Edward Soja
Edward William Soja (born 1940, in Bronx (New York City), U.S.) is a postmodern political geographer and urban planner on the faculty at UCLA, where he is Distinguished Professor of Urban Planning, and the London School of Economics. He has a Ph.D. from Syracuse University. His early research focused on planning in Kenya.
In addition to his readings of American feminist cultural theorist bell hooks (b.1952), and French intellectual Michel Foucault (1926–1984), Professor Ed Soja's greatest contribution to spatial theory and the field of cultural geography is his use of the work of French Marxist urban sociologist Henri Lefebvre (1901–1991), author of The Production of Space (1974). Soja has updated Lefebvre's concept of the spatial triad with his own concept of spatial trialectics which includes thirdspace, or spaces that are both real and imagined.
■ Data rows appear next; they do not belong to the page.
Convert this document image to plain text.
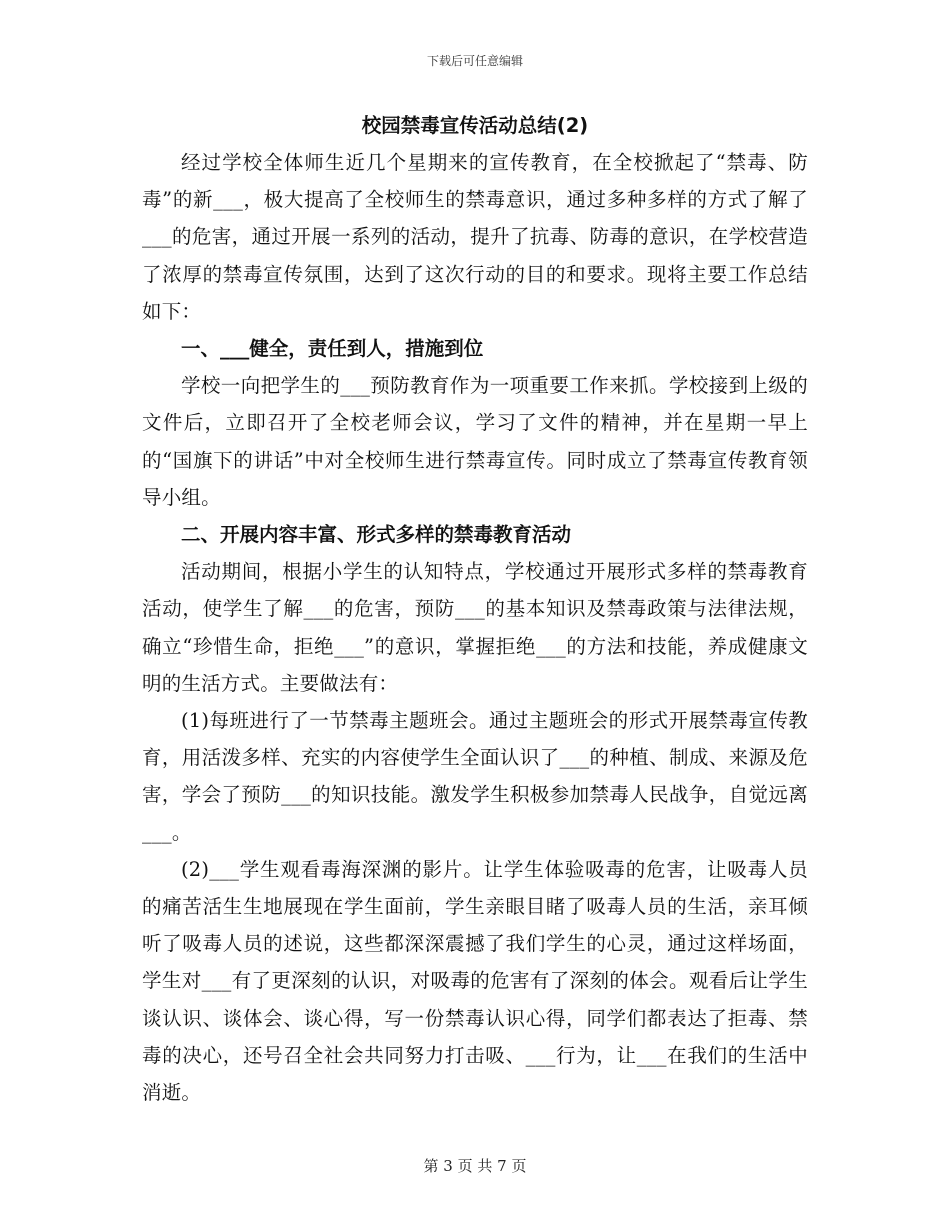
下载后可任意编辑
校园禁毒宣传活动总结(2)

经过学校全体师生近几个星期来的宣传教育，在全校掀起了“禁毒、防毒”的新___，极大提高了全校师生的禁毒意识，通过多种多样的方式了解了___的危害，通过开展一系列的活动，提升了抗毒、防毒的意识，在学校营造了浓厚的禁毒宣传氛围，达到了这次行动的目的和要求。现将主要工作总结如下：

一、___健全，责任到人，措施到位

学校一向把学生的___预防教育作为一项重要工作来抓。学校接到上级的文件后，立即召开了全校老师会议，学习了文件的精神，并在星期一早上的“国旗下的讲话”中对全校师生进行禁毒宣传。同时成立了禁毒宣传教育领导小组。

二、开展内容丰富、形式多样的禁毒教育活动

活动期间，根据小学生的认知特点，学校通过开展形式多样的禁毒教育活动，使学生了解___的危害，预防___的基本知识及禁毒政策与法律法规，确立“珍惜生命，拒绝___”的意识，掌握拒绝___的方法和技能，养成健康文明的生活方式。主要做法有：

(1)每班进行了一节禁毒主题班会。通过主题班会的形式开展禁毒宣传教育，用活泼多样、充实的内容使学生全面认识了___的种植、制成、来源及危害，学会了预防___的知识技能。激发学生积极参加禁毒人民战争，自觉远离___。

(2)___学生观看毒海深渊的影片。让学生体验吸毒的危害，让吸毒人员的痛苦活生生地展现在学生面前，学生亲眼目睹了吸毒人员的生活，亲耳倾听了吸毒人员的述说，这些都深深震撼了我们学生的心灵，通过这样场面，学生对___有了更深刻的认识，对吸毒的危害有了深刻的体会。观看后让学生谈认识、谈体会、谈心得，写一份禁毒认识心得，同学们都表达了拒毒、禁毒的决心，还号召全社会共同努力打击吸、___行为，让___在我们的生活中消逝。

第 3 页 共 7 页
Soja focuses his critical postmodern analysis of space and society, or what he calls spatiality, on the people and places of Los Angeles. In 2010 the University of Minnesota Press has released his latest book, focused on Spatial justice.
Soja has collaborated on research and writing with, most notably, Professor Allen J. Scott (UCLA), Michael Storper (UCLA, LSE), Fredric Jameson (Duke University), David Harvey (Johns Hopkins, CUNY), and various faculty in the departments of Urban Planning, Architecture, Policy Studies, and Geography at UCLA. Soja's research assistants for his latest work, Seeking Spatial Justice (2010), include Mustafa Dikec, Joe Boski, Tom Kemeny, Walter Nichols, Alfonso Hernandez-Marquez, Stefano Bloch, Ava Bromberg, and Konstantina Soureli.